The key here is the reference to 2008. The Fall of 2008 left such an impression in the minds of the financial community that traders, investors and fund managers alike are in various stages of panic for fear of extreme losses. Furthermore, opportunistic investors are now salivating at the prospects for creating monstrous gains via shorting the market thinking that a free fall from these levels is a virtual slam dunk.
It's not only far from a slam dunk, the bullish side of the trade is setting up for a move that will wipe clean the gaggle of bears that currently populates Wall Street.
2008 has become like Camp WalaWala. You know, the campground that populated horror movies from the 80's and 90's. A masked man shows up with a machete, chainsaw or blunt object. Obnoxious guys who like beer begin to vanish. Scantily clad women who like guys who like beer also vanish. Eventually the entire campground is emptied of bad actors and what's left is the makings of a great movie franchise.
It's as if all of Wall Street has taken to Camp WalaWala for September. You have a large group of investors huddled around a campfire telling stories of all the bad things that happened at Camp WalaWala. At the first snapping of a tree branch or sudden gust of wind, everybody runs into their cabins armed with baseball bats and kitchen knives waiting for a killer that will never come.
There are certain truths about the markets that have stood the test of time since the first bid and offer were posted. One of those truths is that deception is an integral part of the functioning of any market where prices lead to profit or loss. There are points in an assets lifespan where the deception mechanism of that market will break, creating abundant wealth for those who ride the trend. The key is identifying markets where the deception mechanism is broken. The recent uptrend in gold is one example of the trend and the euphoria surrounding it taking precedent over normal market function. That function is to deceive.
If we are in a new bear market, as many suggest, then there will come a point in the trend where the deception mechanism breaks causing the downtrend to accelerate. Judging by market behavior, we are not at that point. Being that we are not at that point one must look at the data available and see where the greatest number of traders have the potential to be deceived. Given the overallocation into cash, bonds, gold and any other asset that creates a sense of security, not to mention all the short sellers out there, one must assume that the greatest harm to the most number of investors will be done through a sizable move to the upside over the next 6-8 weeks.
I can't give any fundamental reasoning for why the markets will move up from here. Sure, I can twist numbers and make wild guesses about the future of employment, interest rates, Fed policy or the banking system. I don't want to be that guy, however. Fundamental reasons for a move up or down don't exist in a conscious stream of thought during important turning points. The fundamental reasoning for the move up or down becomes a part of the overall consciousness of the investment community at the point where the potential for profit is minimal. Fundamentals fail for picking short to intermediate turning points in the markets for that reason.
What is important to realize is that there is a large population of professional investors who are underwater for 2011. Furthermore, a majority are protecting their assets by either sitting in cash or fully hedged positions to prevent their heads from exploding as a result of further poor performance.

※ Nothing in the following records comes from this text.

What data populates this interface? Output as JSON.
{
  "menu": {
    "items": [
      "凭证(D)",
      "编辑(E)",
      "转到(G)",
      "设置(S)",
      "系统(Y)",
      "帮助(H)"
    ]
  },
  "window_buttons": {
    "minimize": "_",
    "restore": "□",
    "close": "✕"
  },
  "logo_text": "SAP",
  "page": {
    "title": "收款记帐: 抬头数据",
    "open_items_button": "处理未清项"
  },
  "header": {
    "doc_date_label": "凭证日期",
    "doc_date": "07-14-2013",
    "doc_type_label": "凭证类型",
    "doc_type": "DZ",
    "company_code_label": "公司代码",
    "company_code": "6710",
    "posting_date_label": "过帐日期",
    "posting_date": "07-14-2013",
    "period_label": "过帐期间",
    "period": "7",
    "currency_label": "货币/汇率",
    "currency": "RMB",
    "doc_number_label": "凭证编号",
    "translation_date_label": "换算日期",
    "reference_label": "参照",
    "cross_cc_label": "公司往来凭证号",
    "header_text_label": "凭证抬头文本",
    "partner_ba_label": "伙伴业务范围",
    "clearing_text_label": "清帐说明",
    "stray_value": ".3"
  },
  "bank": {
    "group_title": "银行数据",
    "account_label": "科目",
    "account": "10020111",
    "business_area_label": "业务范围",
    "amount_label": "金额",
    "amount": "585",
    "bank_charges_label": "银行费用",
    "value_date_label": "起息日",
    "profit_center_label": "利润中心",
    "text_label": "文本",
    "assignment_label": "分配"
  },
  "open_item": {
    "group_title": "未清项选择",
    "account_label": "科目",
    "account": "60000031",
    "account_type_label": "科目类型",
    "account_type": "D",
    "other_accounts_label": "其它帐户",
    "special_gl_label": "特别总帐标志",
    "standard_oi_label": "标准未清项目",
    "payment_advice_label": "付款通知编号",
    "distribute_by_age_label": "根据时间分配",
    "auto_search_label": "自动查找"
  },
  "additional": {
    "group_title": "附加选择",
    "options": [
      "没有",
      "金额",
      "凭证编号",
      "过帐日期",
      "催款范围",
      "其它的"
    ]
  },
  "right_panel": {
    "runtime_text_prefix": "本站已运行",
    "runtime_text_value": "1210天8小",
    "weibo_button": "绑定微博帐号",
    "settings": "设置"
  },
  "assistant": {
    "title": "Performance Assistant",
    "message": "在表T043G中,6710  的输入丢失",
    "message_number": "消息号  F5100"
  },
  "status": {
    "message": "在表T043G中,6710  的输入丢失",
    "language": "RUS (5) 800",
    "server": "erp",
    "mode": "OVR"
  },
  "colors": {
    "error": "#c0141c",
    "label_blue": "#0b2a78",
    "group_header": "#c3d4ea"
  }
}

Should the market put together a run lasting several weeks there will be an awful lot of fund managers who are underallocated and underperforming their benchmarks. Underallocation and underperformance in the face of a market that is suddenly resurrected from sure death is an explosive combination during the final months of a calendar year.
Due to the excessive pessimism causing a floor underneath the market, this type of chasing performance scenario gains increasing credibility. A move to 1300 or thereabouts on the S&P 500, as unlikely as it seems now, becomes extremely likely given the herd mentality and cookie cutter asset allocation models that fund managers follow in today's version of Wall Street.
The scariest part of Camp WalaWala may turn out to be the crickets.